The scope of watering hole attacks utilizing a previously unreported vulnerability in Internet Explorer has widened to as many as four new sites, all of them with politically charged leanings.
The attacks further demonstrate the effectiveness of watering hole attacks compared to phishing attacks for example, which require some advance legwork in order to target victims.
“The whole point of the waterhole tactic is that they believe such sites, although usually not with high numbers of users, will have interesting visitors,” said Jindrich Kubec, a researcher with Avast Software in the Czech Republic. “Maybe [the attackers] believe that this may be less guarded in an enterprise environment. This only needs passive visitors of the website.”
Kubec said two Chinese human rights sites, a Hong Kong newspaper site and a Russian science site are infected with the Flash exploit of IE8. Luxembourg-based researcher and Metasploit contributor Eric Romang identified one of the Chinese sites as the home of the dissident Uygur Haber Ajanski group. Romang said the site is still hosting the exploit and urges users to stay away.
Romang also said a Taiwanese travel agency Phil-Am Tour, was also hosting the same infected file, but has since been cleaned.
Initial reports of the attack came earlier this week when an attack against the influential Washington, D.C.-based Council on Foreign Relations website was discovered. A malicious Adobe Flash. swf file was discovered on the site and infecting visitors using Internet Explorer 8. IE 6 and 7 also contain the same use-after free memory corruption vulnerability, but the exploit targeted IE 8 users only.
The CFR is a foreign-policy resource and numerous public, political figures are listed among its members and directors. Yesterday, Romang also identified Capstone Turbine Corp., an energy microturbine manufacturer as also hosting the exploit on its website. Capstone’s equipment is present in many prominent en energy utilities.
Avast, meanwhile, said two of the infected sites are hosting the same binary with the same configuration, which also matches an attack reported in September against a separate IE zero-day that was attributed to the Nitro gang in China. Those attacks were serving the PlugX and Poison Ivy remote access Trojans. Kubec said Avast’s CommunityIQ threat service reported detections on Dec. 9 on the new sites.

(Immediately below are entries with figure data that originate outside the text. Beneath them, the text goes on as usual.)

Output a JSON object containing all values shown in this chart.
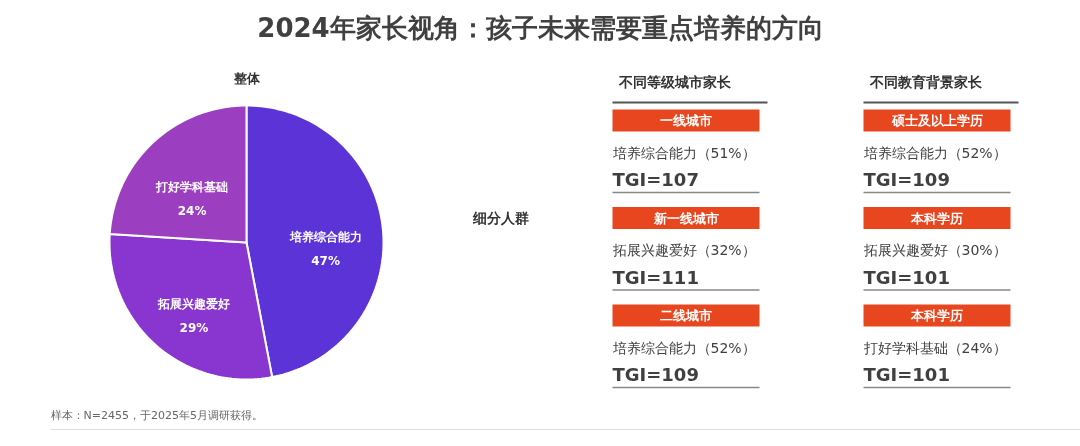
{
  "chart_data": [
    {
      "type": "pie",
      "title": "2024年家长视角：孩子未来需要重点培养的方向",
      "subtitle": "整体",
      "categories": [
        "培养综合能力",
        "拓展兴趣爱好",
        "打好学科基础"
      ],
      "values": [
        47,
        29,
        24
      ],
      "colors": [
        "#5b33d6",
        "#8836cf",
        "#9b3ec0"
      ],
      "value_labels": [
        "47%",
        "29%",
        "24%"
      ],
      "annotations": [
        "细分人群",
        "样本：N=2455，于2025年5月调研获得。"
      ]
    },
    {
      "type": "other",
      "title": "不同等级城市家长",
      "annotations": [
        "一线城市",
        "培养综合能力（51%）",
        "TGI=107",
        "新一线城市",
        "拓展兴趣爱好（32%）",
        "TGI=111",
        "二线城市",
        "培养综合能力（52%）",
        "TGI=109"
      ]
    },
    {
      "type": "other",
      "title": "不同教育背景家长",
      "annotations": [
        "硕士及以上学历",
        "培养综合能力（52%）",
        "TGI=109",
        "本科学历",
        "拓展兴趣爱好（30%）",
        "TGI=101",
        "本科学历",
        "打好学科基础（24%）",
        "TGI=101"
      ]
    }
  ]
}
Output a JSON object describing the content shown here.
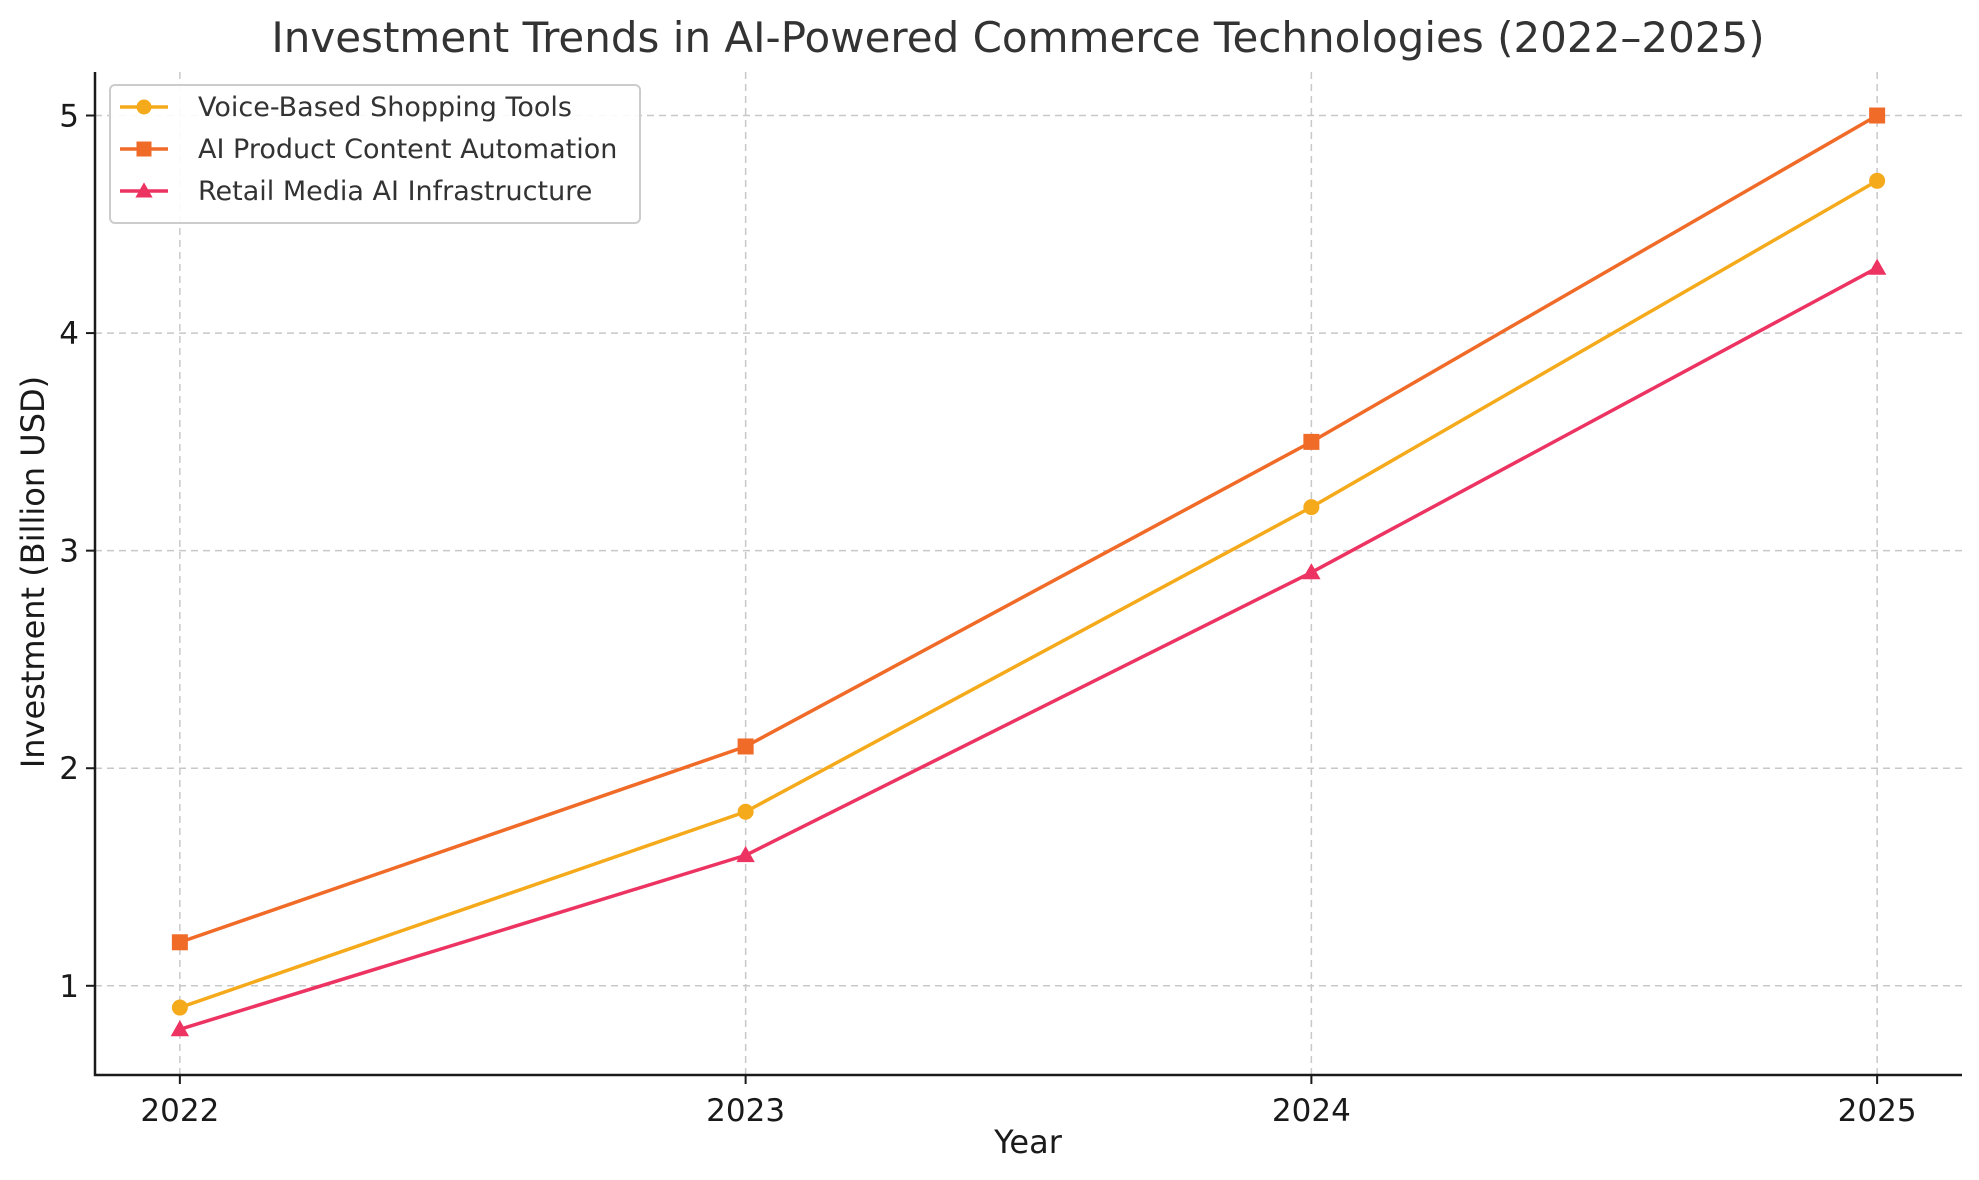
{
  "chart_data": {
    "type": "line",
    "title": "Investment Trends in AI-Powered Commerce Technologies (2022–2025)",
    "xlabel": "Year",
    "ylabel": "Investment (Billion USD)",
    "categories": [
      "2022",
      "2023",
      "2024",
      "2025"
    ],
    "x": [
      2022,
      2023,
      2024,
      2025
    ],
    "xlim": [
      2021.85,
      2025.15
    ],
    "ylim": [
      0.59,
      5.2
    ],
    "yticks": [
      1,
      2,
      3,
      4,
      5
    ],
    "grid": true,
    "legend_position": "top-left",
    "series": [
      {
        "name": "Voice-Based Shopping Tools",
        "values": [
          0.9,
          1.8,
          3.2,
          4.7
        ],
        "color": "#f5aa1c",
        "marker": "circle"
      },
      {
        "name": "AI Product Content Automation",
        "values": [
          1.2,
          2.1,
          3.5,
          5.0
        ],
        "color": "#f06a28",
        "marker": "square"
      },
      {
        "name": "Retail Media AI Infrastructure",
        "values": [
          0.8,
          1.6,
          2.9,
          4.3
        ],
        "color": "#ec3362",
        "marker": "triangle"
      }
    ]
  }
}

“At least two of the sites use the same spyware binary with exactly same configuration,” Kubec told Threatpost. “The rest look a bit different, but we haven’t investigated it thoroughly yet.”
Microsoft, meanwhile, insists the scope of the attacks are limited because most of its users are on IE9 and IE10 and have moved off the older versions of the browser; Microsoft said it will not have an IE update ready for Tuesday’s upcoming Patch Tuesday security updates. A Fix It was released Monday as a temporary mitigation. Kubec said that 33 percent of Avast’s CommunityIQ users are on Internet Explorer, and 50 percent of them are on IE8 or older.
“One of the reasons for high IE8 numbers may be Microsoft’s decision not to put IE9 to [Windows] XP,” Kubec said.
The CFR compromise brought these attacks to light. Attackers used a malicious Adobe Flash file called today.swf to launch a heap spray attack against IE, overrunning memory and enabling an attacker to remotely execute code on an infected computer. The Javascript hosting the exploit checks first to see if the Windows language is set to either English, Chinese, Japanese, Korean or Russian before executing. It also uses cookies to ensure the attack is delivered only once.
The vulnerability, Microsoft said, occurs in the way IE access an object in memory that has been deleted or not properly allocated. Memory may be corrupted and allow an attacker to execute code with the user’s privileges.